Aus der seinerzeit überschwänglichen Begeisterung nicht nur der Rechtswissenschaften für die im Vordringen befindlichen exakten Naturwissenschaften und den allgemeinen philosophischen Positivismus hatte sich im deutschen Sprachraum bis zum Ende des 19. Jahrhunderts in der Staatsrechtslehre der Rechtspositivismus bzw. die sog. juristische Methode nach dem Verständnis Paul Labands und Karl von Gerbers durchgesetzt: Das positive, also gesetzte Recht sollte nach diesem Verständnis von den Juristen ähnlich einer naturwissenschaftlichen Tatsache behandelt werden; formell rechtmäßig zustande gekommenes Recht wurde unabhängig von seinem Inhalt als gültig festgesetztes Dogma angesehen und folglich als taugliches Objekt geisteswissenschaftlicher Analyse in den Rechtswissenschaften behandelt.

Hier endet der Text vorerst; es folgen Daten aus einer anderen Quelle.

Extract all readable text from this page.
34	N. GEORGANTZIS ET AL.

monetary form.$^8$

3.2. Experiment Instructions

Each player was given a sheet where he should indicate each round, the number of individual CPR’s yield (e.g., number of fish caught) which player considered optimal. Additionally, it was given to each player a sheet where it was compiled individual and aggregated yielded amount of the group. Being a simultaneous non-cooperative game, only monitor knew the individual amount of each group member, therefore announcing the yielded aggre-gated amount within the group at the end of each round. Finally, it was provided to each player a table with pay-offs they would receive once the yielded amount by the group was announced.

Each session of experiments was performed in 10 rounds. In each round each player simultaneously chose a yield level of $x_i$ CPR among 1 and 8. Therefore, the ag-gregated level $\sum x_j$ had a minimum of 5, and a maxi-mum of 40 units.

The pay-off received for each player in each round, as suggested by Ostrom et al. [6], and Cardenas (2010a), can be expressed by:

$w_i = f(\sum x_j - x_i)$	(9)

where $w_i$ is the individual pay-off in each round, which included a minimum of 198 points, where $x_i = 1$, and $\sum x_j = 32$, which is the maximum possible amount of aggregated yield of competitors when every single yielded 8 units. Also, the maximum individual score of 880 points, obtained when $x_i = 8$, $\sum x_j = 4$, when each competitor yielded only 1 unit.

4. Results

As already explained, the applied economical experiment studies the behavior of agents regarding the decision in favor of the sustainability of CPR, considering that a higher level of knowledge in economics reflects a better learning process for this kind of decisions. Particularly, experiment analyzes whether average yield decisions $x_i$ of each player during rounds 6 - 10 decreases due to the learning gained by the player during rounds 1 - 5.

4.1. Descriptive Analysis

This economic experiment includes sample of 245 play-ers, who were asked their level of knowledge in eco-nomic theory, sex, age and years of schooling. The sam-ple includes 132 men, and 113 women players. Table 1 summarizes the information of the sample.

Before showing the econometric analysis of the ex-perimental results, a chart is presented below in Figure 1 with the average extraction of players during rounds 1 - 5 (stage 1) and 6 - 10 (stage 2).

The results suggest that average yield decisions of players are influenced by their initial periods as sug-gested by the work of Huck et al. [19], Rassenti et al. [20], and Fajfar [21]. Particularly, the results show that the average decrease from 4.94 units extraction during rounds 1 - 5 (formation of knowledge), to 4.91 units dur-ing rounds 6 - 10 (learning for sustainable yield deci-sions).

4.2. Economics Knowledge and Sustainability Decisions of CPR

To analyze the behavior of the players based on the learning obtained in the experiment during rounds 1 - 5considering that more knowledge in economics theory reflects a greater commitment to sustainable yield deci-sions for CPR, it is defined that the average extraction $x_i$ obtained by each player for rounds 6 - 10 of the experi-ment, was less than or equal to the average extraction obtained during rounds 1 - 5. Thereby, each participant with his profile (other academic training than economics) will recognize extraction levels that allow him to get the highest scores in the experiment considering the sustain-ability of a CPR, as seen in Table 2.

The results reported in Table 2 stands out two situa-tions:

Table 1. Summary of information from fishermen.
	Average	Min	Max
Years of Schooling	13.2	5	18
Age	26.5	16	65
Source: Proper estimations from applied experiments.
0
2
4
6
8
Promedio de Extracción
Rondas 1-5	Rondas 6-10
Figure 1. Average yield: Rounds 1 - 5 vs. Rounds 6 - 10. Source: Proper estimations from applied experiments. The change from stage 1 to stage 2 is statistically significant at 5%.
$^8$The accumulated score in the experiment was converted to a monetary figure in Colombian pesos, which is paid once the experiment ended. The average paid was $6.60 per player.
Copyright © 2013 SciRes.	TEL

Diesen klassischen Rechtspositivismus hatten die österreichischen Staatsrechtslehrer der Wiener Schule, allen voran Hans Kelsen, bis in die 1920er Jahre sogar noch zuspitzend zur Reinen Rechtslehre weiterentwickelt – als Hauptwerk dieser Richtung gilt Kelsens gleichnamiges Werk aus dem Jahr 1934, in der er die in früheren Schriften nach und nach entwickelte Lehre systematisch ausführte. Kelsen strebte die wirkliche Reinheit der Rechtswissenschaft an, d. h. vor allem eine konsequente Realisierung der Postulate Labands und Gerbers. Diese hatten nach Kelsens Verständnis ihren eigenen Anspruch der reinen Rechtswissenschaft de facto nicht erfüllt, wie es sich etwa an Labands Stellungnahme im Preußischen Verfassungskonflikt gezeigt hatte.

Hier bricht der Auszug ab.